Substituting the value of $l$ into the formula:
$L = \sqrt{2(2+1)} \hbar = \sqrt{2 \times 3} \hbar = \sqrt{6} \hbar$.
Therefore,the orbital angular momentum for a $d$ electron is $\sqrt{6} \hbar$.

(D) To completely describe an electron in an atom,we require $4$ quantum numbers: the principal quantum number $(n)$,the azimuthal quantum number $(l)$,the magnetic quantum number $(m_l)$,and the spin quantum number $(m_s)$.
This is consistent with Pauli's exclusion principle,which states that no two electrons in an atom can have the same set of all $4$ quantum numbers.

(D) The principal quantum number $(n)$ determines the main energy level or shell of an electron in an atom.
It is primarily related to the size of the orbital and the average distance of the electron from the nucleus.
As the value of $n$ increases,the size and energy of the orbital increase.

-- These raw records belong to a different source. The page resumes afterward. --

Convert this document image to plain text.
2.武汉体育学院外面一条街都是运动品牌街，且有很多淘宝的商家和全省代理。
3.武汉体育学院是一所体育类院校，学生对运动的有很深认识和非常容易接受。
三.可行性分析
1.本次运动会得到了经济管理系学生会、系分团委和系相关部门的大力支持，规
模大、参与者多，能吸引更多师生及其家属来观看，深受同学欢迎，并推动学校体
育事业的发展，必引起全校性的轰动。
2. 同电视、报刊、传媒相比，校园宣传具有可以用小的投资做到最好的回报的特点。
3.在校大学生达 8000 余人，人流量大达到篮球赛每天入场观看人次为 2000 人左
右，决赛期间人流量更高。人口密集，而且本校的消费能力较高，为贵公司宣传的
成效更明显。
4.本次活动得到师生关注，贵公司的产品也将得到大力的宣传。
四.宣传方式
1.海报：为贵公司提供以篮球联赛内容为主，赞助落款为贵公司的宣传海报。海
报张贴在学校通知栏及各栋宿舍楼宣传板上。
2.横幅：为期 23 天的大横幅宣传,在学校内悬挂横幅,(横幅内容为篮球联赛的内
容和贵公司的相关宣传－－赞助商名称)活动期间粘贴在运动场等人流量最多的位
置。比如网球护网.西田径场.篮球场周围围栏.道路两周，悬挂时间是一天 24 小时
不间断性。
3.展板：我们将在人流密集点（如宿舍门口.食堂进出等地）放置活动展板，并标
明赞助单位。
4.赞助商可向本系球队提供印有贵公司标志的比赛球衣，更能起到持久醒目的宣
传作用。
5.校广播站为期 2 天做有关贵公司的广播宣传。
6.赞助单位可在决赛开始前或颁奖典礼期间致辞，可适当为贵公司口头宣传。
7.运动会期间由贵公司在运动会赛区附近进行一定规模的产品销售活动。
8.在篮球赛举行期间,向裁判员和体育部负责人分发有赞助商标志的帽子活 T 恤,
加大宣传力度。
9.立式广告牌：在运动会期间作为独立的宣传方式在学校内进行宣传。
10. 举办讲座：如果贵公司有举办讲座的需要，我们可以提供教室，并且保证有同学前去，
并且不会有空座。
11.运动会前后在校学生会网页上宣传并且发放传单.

(C) The magnetic quantum number $(m_l)$ is related to the orientation of orbitals in space.
It determines the preferred spatial orientation of orbitals.
It specifies the number of orbitals in a subshell.
It also explains the splitting of spectral lines in the presence of magnetic ($Zeeman$ effect) and electric ($Stark$ effect) fields.

(C) The principal quantum number,denoted by $n$,determines the main energy level or shell in which an electron resides.
It provides information about the size of the orbital and the average distance of the electron from the nucleus.
As the value of $n$ increases,the electron is,on average,further away from the nucleus.

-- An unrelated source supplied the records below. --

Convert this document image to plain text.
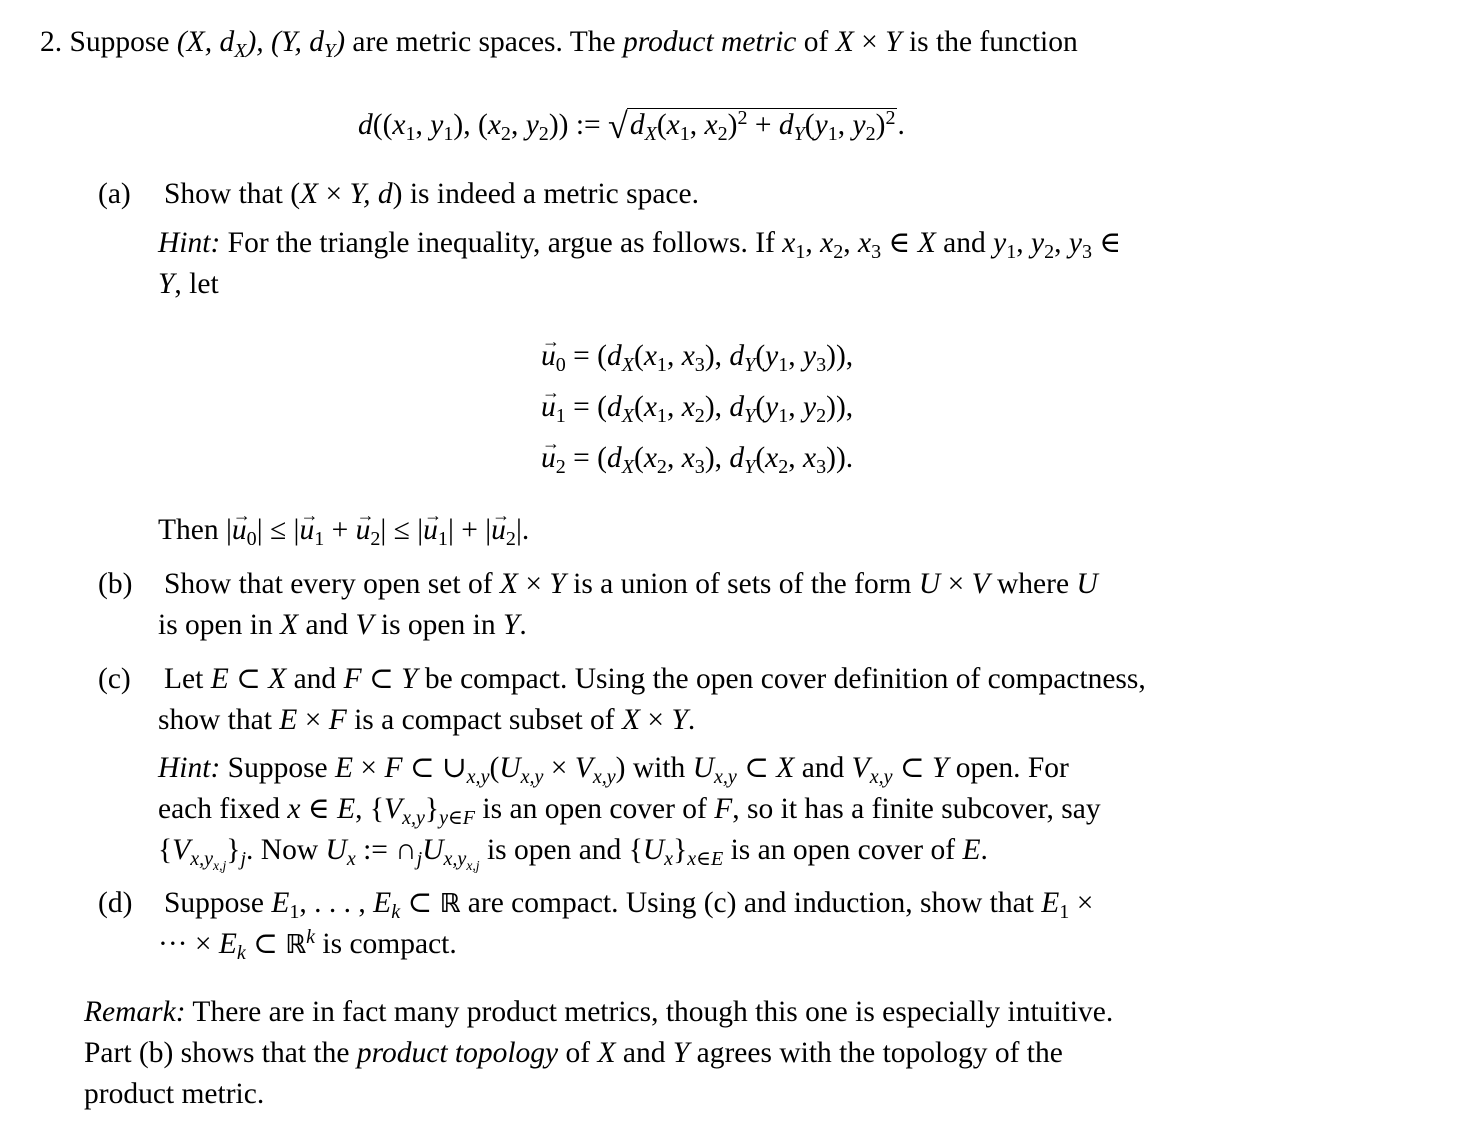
2. Suppose (X, $d_X$), (Y, $d_Y$) are metric spaces. The product metric of X × Y is the function
$d((x_1$, $y_1$), ($x_2$, $y_2$)) := $√d_X(x_1$, $x_2)^2 + d_Y(y_1$, $y_2)^2$.
(a) Show that (X × Y, d) is indeed a metric space.
Hint: For the triangle inequality, argue as follows. If $x_1$, $x_2$, $x_3$ ∈ X and $y_1$, $y_2$, $y_3$ ∈
Y, let
→ $u_0 = (d_X(x_1$, $x_3$), $d_Y(y_1$, $y_3$)),
→ $u_1 = (d_X(x_1$, $x_2$), $d_Y(y_1$, $y_2$)),
→ $u_2 = (d_X(x_2$, $x_3$), $d_Y(x_2$, $x_3$)).
Then |→ $u_0|$ ≤ |→ $u_1$ + → $u_2|$ ≤ |→ $u_1|$ + |→ $u_2|$.
(b) Show that every open set of X × Y is a union of sets of the form U × V where U
is open in X and V is open in Y.
(c) Let E ⊂ X and F ⊂ Y be compact. Using the open cover definition of compactness,
show that E × F is a compact subset of X × Y.
Hint: Suppose E × F ⊂ $\cup_{x,y}(U_{x,y} \times V_{x,y})$ with $U_{x,y}$ ⊂ X and $V_{x,y}$ ⊂ Y open. For
each fixed x ∈ E, $\{V_{x,y}\}_{y\in F}$ is an open cover of F, so it has a finite subcover, say
$\{V_{x,y_{x,j}}\}_j$. Now $U_x$ := $\cap_jU_{x,y_{x,j}}$ is open and $\{U_x\}_{x\in E}$ is an open cover of E.
(d) Suppose $E_1$, . . . , $E_k$ ⊂ ℝ are compact. Using (c) and induction, show that $E_1$ ×
··· × $E_k$ ⊂ ℝ$^k$ is compact.
Remark: There are in fact many product metrics, though this one is especially intuitive.
Part (b) shows that the product topology of X and Y agrees with the topology of the
product metric.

(D) Atomic orbitals are defined as the regions of space around the nucleus of an atom where the probability of finding an electron is maximum.
Unlike the Bohr orbits which are circular paths,atomic orbitals represent the wave function of an electron in a three-dimensional space.

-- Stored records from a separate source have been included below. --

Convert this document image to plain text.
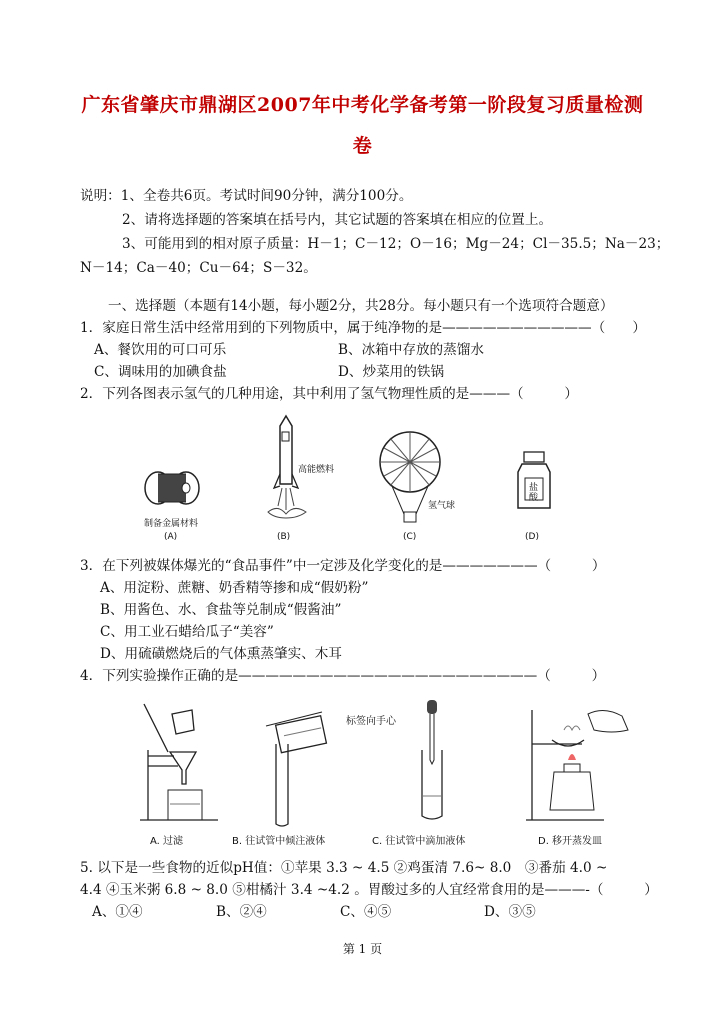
广东省肇庆市鼎湖区2007年中考化学备考第一阶段复习质量检测
卷
说明：1、全卷共6页。考试时间90分钟，满分100分。
2、请将选择题的答案填在括号内，其它试题的答案填在相应的位置上。
3、可能用到的相对原子质量：H－1；C－12；O－16；Mg－24；Cl－35.5；Na－23；
N－14；Ca－40；Cu－64；S－32。
一、选择题（本题有14小题，每小题2分，共28分。每小题只有一个选项符合题意）
1．家庭日常生活中经常用到的下列物质中，属于纯净物的是———————————（　　）
A、餐饮用的可口可乐	B、冰箱中存放的蒸馏水
C、调味用的加碘食盐	D、炒菜用的铁锅
2．下列各图表示氢气的几种用途，其中利用了氢气物理性质的是———（　　　）
制备金属材料
(A)
高能燃料
(B)
氢气球
(C)
盐
酸
(D)
3．在下列被媒体爆光的“食品事件”中一定涉及化学变化的是———————（　　　）
A、用淀粉、蔗糖、奶香精等掺和成“假奶粉”
B、用酱色、水、食盐等兑制成“假酱油”
C、用工业石蜡给瓜子“美容”
D、用硫磺燃烧后的气体熏蒸肇实、木耳
4．下列实验操作正确的是——————————————————————（　　　）
A. 过滤
标签向手心
B. 往试管中倾注液体	C. 往试管中滴加液体	D. 移开蒸发皿
5. 以下是一些食物的近似pH值：①苹果 3.3 ~ 4.5 ②鸡蛋清 7.6~ 8.0　③番茄 4.0 ~
4.4 ④玉米粥 6.8 ~ 8.0 ⑤柑橘汁 3.4 ~4.2 。胃酸过多的人宜经常食用的是———-（　　　）
A、①④	B、②④	C、④⑤	D、③⑤
第 1 页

(D) According to the Pauli Exclusion Principle,any single orbital can accommodate a maximum of $2$ electrons,and these electrons must have opposite spins.
Therefore,any $p-$ orbital can accommodate a maximum of $2$ electrons with opposite spins.

(B) The $p$-orbital is dumb-bell shaped.
Electrons present in the $p$-orbital can have any one of three values of the magnetic quantum number: $0, +1$,or $-1$.

(D) For any subshell,the number of orbitals is given by $(2l + 1)$.
For an $f-$ subshell,the azimuthal quantum number $l = 3$.
Number of orbitals $= 2(3) + 1 = 7$.
Since each orbital can accommodate a maximum of $2$ electrons,the maximum number of electrons in the $f-$ subshell is $7 \times 2 = 14$.

(C) For any given principal quantum number $n$,the azimuthal quantum number $l$ can have values from $0$ to $n-1$.
For a given $l$,the magnetic quantum number $m$ can have values from $-l$ to $+l$ including zero.
In option $C$,$n=3$ and $l=2$. The allowed values for $m$ are $-2, -1, 0, +1, +2$.
Since $m=-3$ is outside the range of allowed values for $l=2$,this arrangement is impossible.

(D) For any orbital,the principal quantum number $n$ is given by the coefficient of the orbital symbol. For $2p$,$n = 2$.
The azimuthal quantum number $l$ represents the subshell type. For $s$-orbitals,$l = 0$; for $p$-orbitals,$l = 1$; for $d$-orbitals,$l = 2$; and for $f$-orbitals,$l = 3$.
Therefore,for $2p$-orbitals,$n = 2$ and $l = 1$.

(D) For a $4d$ electron,the principal quantum number $n = 4$.
For a $d$-orbital,the azimuthal quantum number $l = 2$.
The magnetic quantum number $m$ can have any integer value from $-l$ to $+l$,i.e.,$-2, -1, 0, +1, +2$.
The spin quantum number $s$ can be either $+1/2$ or $-1/2$.
Comparing this with the given options,option $D$ $(n=4, l=2, m=1, s=-1/2)$ satisfies all the conditions for a $4d$ electron.